Though earning top marks from both Michael Gove and Further education minister John Hayes, Professor Alison Wolf’s report on vocational education does not provide what many Tories want. In particular, Lord Baker, creator of Thatcher’s National Curriculum and Chair of the vocational charity Edge, used Radio 4’s Today programme (03/03/11) to complain ‘it didn’t go far enough’.
Wolf, Baker and Gove are at one in their hostility to current BTEC style vocational courses, especially the way schools use them to manipulate league table positions. Unlike Baker, the architect of new University Technical Colleges for 14 year olds, an initiative hardly mentioned in her report, Wolf wants to limit vocational specialisation to 20% of the Key Stage 4 curriculum – the equivalent of about two GCSEs. She argues that lower level vocational courses have minimal labour market returns and young people enrolled on them have been badly let down. In contrast to more right wing Tories, who want to return to 1944 divisions, Wolf seeks to realign English education with trends in other developed countries where, even if education for older students may take place in separate schools, specialisation is being delayed ‘later and later’.
It’s getting on for 20 years since Lord Dearing’s ‘pathways’ approach was introduced to modify Baker’s compulsory ten subject curriculum. Under New Labour, the post-14 /Key Stage 4 core was further reduced. At the same time, vocational courses like BTECs and GNVQs were relabelled ‘applied’ learning. They still retained substantial amounts of coursework, but the increased emphasis given to formal assessment has meant they have experienced ‘academic drift’. This is particularly the case with the 14-19 specialist diplomas. Supposed to have ‘put employers in the driving seat,’ they have resulted in students learning about construction for example without ever going on site. Wolf is also scathing about how many students on vocational pathways have had entitlements to English and maths repackaged as Key Skills or Functional Skills and where ‘on demand English tests involve no writing at all’. In future, she argues, full-time vocational programmes should only have credibility if they include English and maths.
Wolf’s report includes an accurate assessment of the state of the youth labour market. She rejects the Blair/Brown argument about the way knowledge based industries will supposedly transform the economies of the 21st century – referring to Labour Force Survey data showing that only 8 million employees could be considered to have knowledge intensive jobs, compared with nearly 20 million that do not. Wolf also provides a more honest analysis of the reasons for staying on in education. Increased participation is only partly because of the economic ‘pull’ of higher level qualifications. Young people have been pushed into education by the lack of employment . Rather than finding that increased levels of qualifications has improved ‘employability’ the reality has been ‘Education without jobs’ . (Ainley and Allen 2010 below)

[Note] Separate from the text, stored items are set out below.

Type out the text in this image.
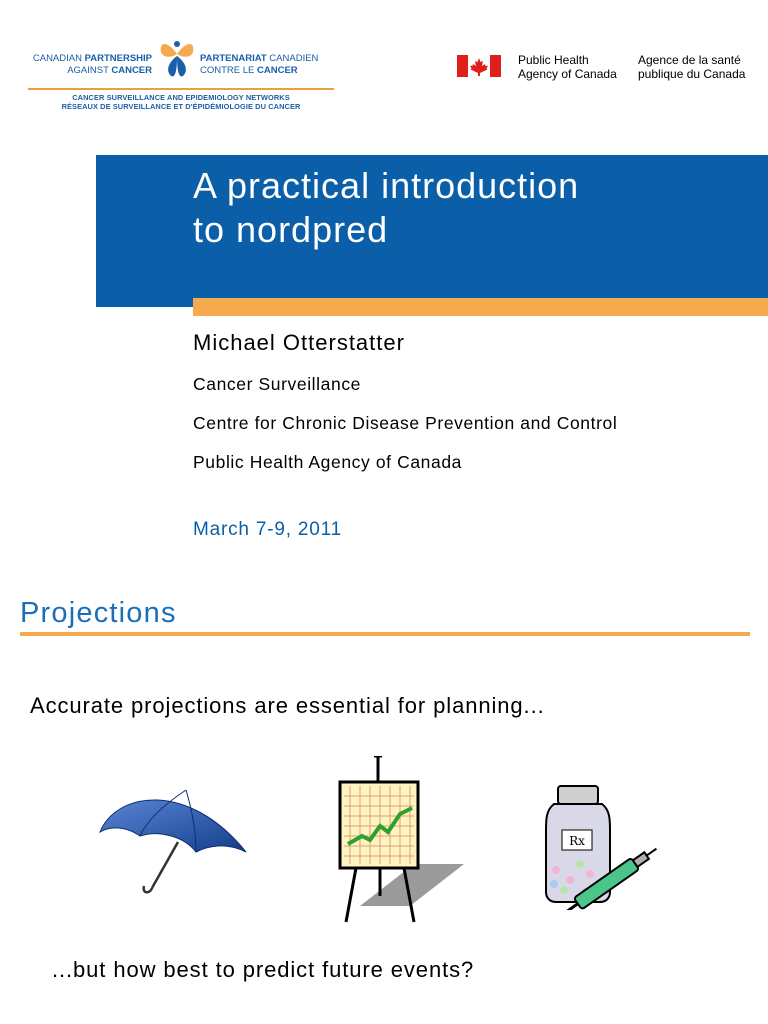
CANADIAN PARTNERSHIP
AGAINST CANCER
PARTENARIAT CANADIEN
CONTRE LE CANCER
CANCER SURVEILLANCE AND EPIDEMIOLOGY NETWORKS
RÉSEAUX DE SURVEILLANCE ET D'ÉPIDÉMIOLOGIE DU CANCER
Public Health
Agency of Canada
Agence de la santé
publique du Canada
A practical introduction
to nordpred
Michael Otterstatter
Cancer Surveillance
Centre for Chronic Disease Prevention and Control
Public Health Agency of Canada
March 7-9, 2011
Projections
Accurate projections are essential for planning...
Rx
...but how best to predict future events?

Whether it is for economic reasons or because, like Gove, they want to restore the exclusivity of academic learning, the Tories are united in their desire to reduce the number of youth people going to university. They want to make vocational learning a more practical and attractive alternative. In particular they want to expand apprenticeships which Wolf considers provide much higher labour market returns. For Wolf, the value of apprenticeships lies in their context. They are done in the workplace and give young people ‘on the job’ experience. While accepting that the demand for ‘Ivy league’ apprenticeships in BT or Rolls Royce offering ‘good salaries and quick promotion’ is likely to be even more oversubscribed than demand for places at Russell universities, Wolf is also aware that since 2004, the number of apprenticeship starts by young people has fallen – calling for action to rectify this, but without providing any real proposals.
The problem is that despite receiving subsidies, the abundance of low skilled jobs means that many employers don’t really need them. In the future, like the youth training schemes of the 1980s, characterised as ‘Training without jobs’ by critics, many apprenticeships are just as likely to be provided outside of the workplace –by FE colleges and private training providers. Without economic policies that recognise that in response to the lack of demand for youth labour, jobs need to be created rather than lest to market forces; ‘Education without jobs’ will be replaced by ‘Apprenticeships without jobs’. What price the ‘lost generation’?